Hayden was known as a pioneer of free jazz in the 1960s and was among the most influential bassists in the jazz world. 

“In 1990 we realized our first CD project recorded at Capital Records and last year we released the 31st version of it,” said Roitstein. “We go in every spring and record an entire album’s worth of new and original compositions by students in our program.” 

The jazz album is only one example of the opportunities afforded to CalArts students. 

“CalArts is a very special place,” said Roitstein, now in his 40th year on the faculty. “I’ve always seen CalArts as a miracle, it is a totally unique place, it’s not like any other school.” 

Roitstein credits the small size of CalArts and its supportive board of trustees and administrators for making CalArts an uncommon institution. 

“CalArts is very much a “bottom-up kind of place, not a top-down place,” he said. “Ideas come from students, faculty, staff,” he said. “All the best ideas come from those of us in the trenches working together every day.” 

When Roitstein arrived at CalArts in 1981 he said CalArts was “still pretty wild.” 

“It was very unstructured and very adventurous, very unique and very individual and always surprising,” he said. “I loved that it always inspired me.” 

While the intervening years may have tamped down some of the wild side of CalArts, Roitstein said the students at CalArts remain the most “courageous, original and adventurous of any other school that I know of.” 

“CalArts has been very significant to advances in every area of art studied at CalArts,” he said. “In writing, in research, visual arts, animation, graphic design, dance, theater, film and all kinds of music… across the spectrum CalArts has been a leader in all of these art forms across the world.” 

CalArts graduation May 13, 2022.
CalArts graduation May 13, 2022. Courtesy CalArts.

CalArts Graduations 

In the past 50 years CalArts has been known for its “epic” graduation ceremonies. Ushers at graduation exercises have been known to hand out whistles and jars of soap bubbles.  

Roitstein said in the early years of CalArts there are many stories of “legendary graduations and they were pretty much all true, none were exaggerated or untrue.” 

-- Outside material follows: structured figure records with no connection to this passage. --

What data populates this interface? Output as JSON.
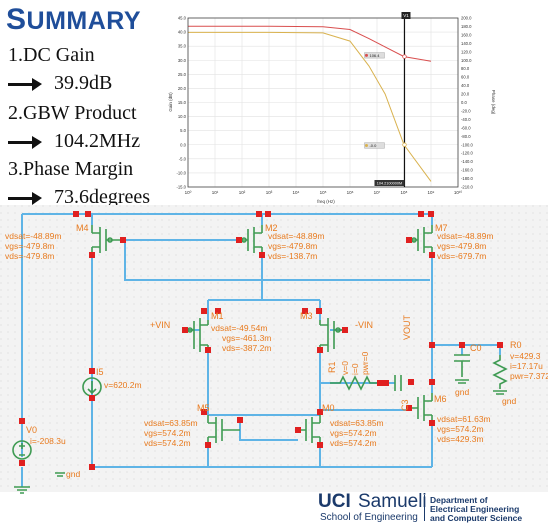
{
  "slide": {
    "title_first": "S",
    "title_rest": "UMMARY",
    "bullets": [
      {
        "label": "1.DC Gain",
        "value": "39.9dB"
      },
      {
        "label": "2.GBW Product",
        "value": "104.2MHz"
      },
      {
        "label": "3.Phase Margin",
        "value": "73.6degrees"
      }
    ]
  },
  "chart_data": {
    "type": "line",
    "xlabel": "freq (Hz)",
    "ylabel": "Gain (dB)",
    "y2label": "Phase (deg)",
    "xscale": "log",
    "xlim": [
      1,
      10000000000
    ],
    "ylim": [
      -15,
      45
    ],
    "y2lim": [
      -210,
      200
    ],
    "x_ticks": [
      "10⁰",
      "10¹",
      "10²",
      "10³",
      "10⁴",
      "10⁵",
      "10⁶",
      "10⁷",
      "10⁸",
      "10⁹",
      "10¹⁰"
    ],
    "y_ticks": [
      "45.0",
      "40.0",
      "35.0",
      "30.0",
      "25.0",
      "20.0",
      "15.0",
      "10.0",
      "5.0",
      "0.0",
      "-5.0",
      "-10.0",
      "-15.0"
    ],
    "y2_ticks": [
      "200.0",
      "180.0",
      "160.0",
      "140.0",
      "120.0",
      "100.0",
      "80.0",
      "60.0",
      "40.0",
      "20.0",
      "0.0",
      "-20.0",
      "-40.0",
      "-60.0",
      "-80.0",
      "-100.0",
      "-120.0",
      "-140.0",
      "-160.0",
      "-180.0",
      "-210.0"
    ],
    "series": [
      {
        "color": "#d94f4f",
        "x": [
          1,
          1000,
          100000,
          1000000,
          5000000,
          20000000,
          100000000,
          1000000000
        ],
        "y_axis": "right",
        "y": [
          180,
          180,
          179,
          172,
          150,
          130,
          106.4,
          95
        ]
      },
      {
        "color": "#d9b24f",
        "x": [
          1,
          1000,
          100000,
          1000000,
          5000000,
          20000000,
          100000000,
          1000000000
        ],
        "y_axis": "left",
        "y": [
          39.9,
          39.9,
          39.7,
          36.8,
          28,
          18,
          0,
          -13
        ]
      }
    ],
    "cursor": {
      "label": "V1",
      "x": 104200000,
      "x_label": "104.2100000M"
    },
    "markers": [
      {
        "label": "106.4",
        "color": "#d94f4f"
      },
      {
        "label": "-0.0",
        "color": "#d9b24f"
      }
    ],
    "grid": true
  },
  "schematic": {
    "transistors": [
      {
        "name": "M4",
        "vdsat": "vdsat=-48.89m",
        "vgs": "vgs=-479.8m",
        "vds": "vds=-479.8m"
      },
      {
        "name": "M2",
        "vdsat": "vdsat=-48.89m",
        "vgs": "vgs=-479.8m",
        "vds": "vds=-138.7m"
      },
      {
        "name": "M7",
        "vdsat": "vdsat=-48.89m",
        "vgs": "vgs=-479.8m",
        "vds": "vds=-679.7m"
      },
      {
        "name": "M1",
        "vdsat": "vdsat=-49.54m",
        "vgs": "vgs=-461.3m",
        "vds": "vds=-387.2m"
      },
      {
        "name": "M3",
        "vdsat": "vdsat=-49.54m",
        "vgs": "vgs=-461.3m",
        "vds": "vds=-387.2m"
      },
      {
        "name": "M5",
        "vdsat": "vdsat=63.85m",
        "vgs": "vgs=574.2m",
        "vds": "vds=574.2m"
      },
      {
        "name": "M0",
        "vdsat": "vdsat=63.85m",
        "vgs": "vgs=574.2m",
        "vds": "vds=574.2m"
      },
      {
        "name": "M6",
        "vdsat": "vdsat=61.63m",
        "vgs": "vgs=574.2m",
        "vds": "vds=429.3m"
      }
    ],
    "labels": {
      "vin_plus": "+VIN",
      "vin_minus": "-VIN",
      "vout": "VOUT",
      "i5": "I5",
      "i5_v": "v=620.2m",
      "v0": "V0",
      "v0_i": "i=-208.3u",
      "gnd1": "gnd",
      "gnd2": "gnd",
      "gnd3": "gnd",
      "r1": "R1",
      "r1_v": "v=0",
      "r1_i": "i=0",
      "r1_pwr": "pwr=0",
      "c3": "C3",
      "c0": "C0",
      "r0": "R0",
      "r0_v": "v=429.3",
      "r0_i": "i=17.17u",
      "r0_pwr": "pwr=7.372"
    }
  },
  "logo": {
    "uci": "UCI",
    "samueli": "Samueli",
    "school": "School of Engineering",
    "dept1": "Department of",
    "dept2": "Electrical Engineering",
    "dept3": "and Computer Science"
  }
}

Roitstein’s favorite graduation story is when Bob Fitzpatrick, president of CalArts from 1974 to 1987, was “kidnaped” by a group of students who put him on a helicopter and flew him “way up on I-5 near Frazier Park.” 

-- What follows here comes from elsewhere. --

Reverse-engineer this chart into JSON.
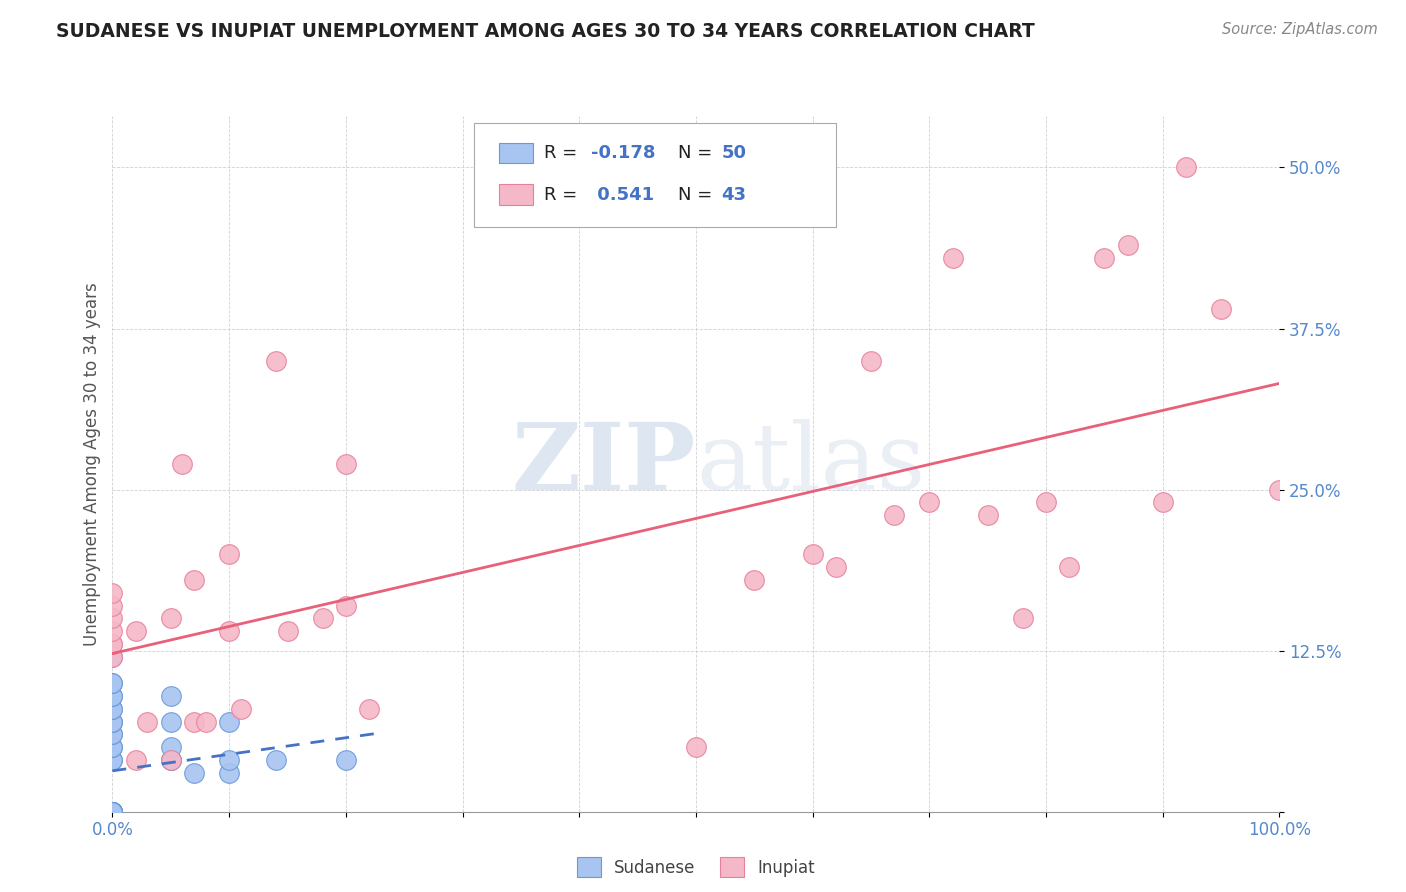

Fitzpatrick was wearing an “expensive, crisp, white linen suit” that had become smeared with fake blood during another graduation stunt. 

“He hitchhiked back to CalArts in a ‘blood-stained white linen suit,’” said Roitstein. “He made it back by the end of commencement. I could tell you a 100 graduation stories but that one is in a class by itself.” 

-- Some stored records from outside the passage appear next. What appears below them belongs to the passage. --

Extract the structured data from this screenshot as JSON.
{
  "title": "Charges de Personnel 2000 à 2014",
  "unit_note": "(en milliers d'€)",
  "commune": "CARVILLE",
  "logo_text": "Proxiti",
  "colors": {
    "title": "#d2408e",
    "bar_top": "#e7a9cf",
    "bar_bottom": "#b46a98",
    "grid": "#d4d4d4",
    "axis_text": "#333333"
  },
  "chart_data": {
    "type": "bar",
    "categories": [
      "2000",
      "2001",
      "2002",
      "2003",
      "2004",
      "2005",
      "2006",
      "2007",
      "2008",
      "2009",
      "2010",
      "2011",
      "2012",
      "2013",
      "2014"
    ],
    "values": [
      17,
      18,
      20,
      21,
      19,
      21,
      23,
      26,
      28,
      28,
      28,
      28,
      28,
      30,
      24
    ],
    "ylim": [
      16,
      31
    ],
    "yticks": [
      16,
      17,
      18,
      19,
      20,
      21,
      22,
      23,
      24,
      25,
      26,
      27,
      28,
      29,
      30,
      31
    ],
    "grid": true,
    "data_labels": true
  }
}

A 50th anniversary kickoff celebration was held Oct. 13 with a cake cutting ceremony and party.  

Like many celebrations during the COVID-19 pandemic, the CalArts 50th anniversary was pushed into its 51st year.  

“In November 2021 they weren’t letting us gather here because of the pandemic,” said Rajan. “We are kicking off now to bookend our 50th year.”  

Events include an alumni reunion and the World Music Festival in April, 2023.  

“This is really going to be a ‘happening,’” said Marylou Ferry, vice president CalArts Marketing and Communications. “We will have our alumni back, the community, our past employees.” 

Rajan said he wants everyone to celebrate with CalArts. 

“In typical CalArts fashion we can’t just have one celebration. It will be a three-day marathon celebration,” he said. “We will have numerous performances.”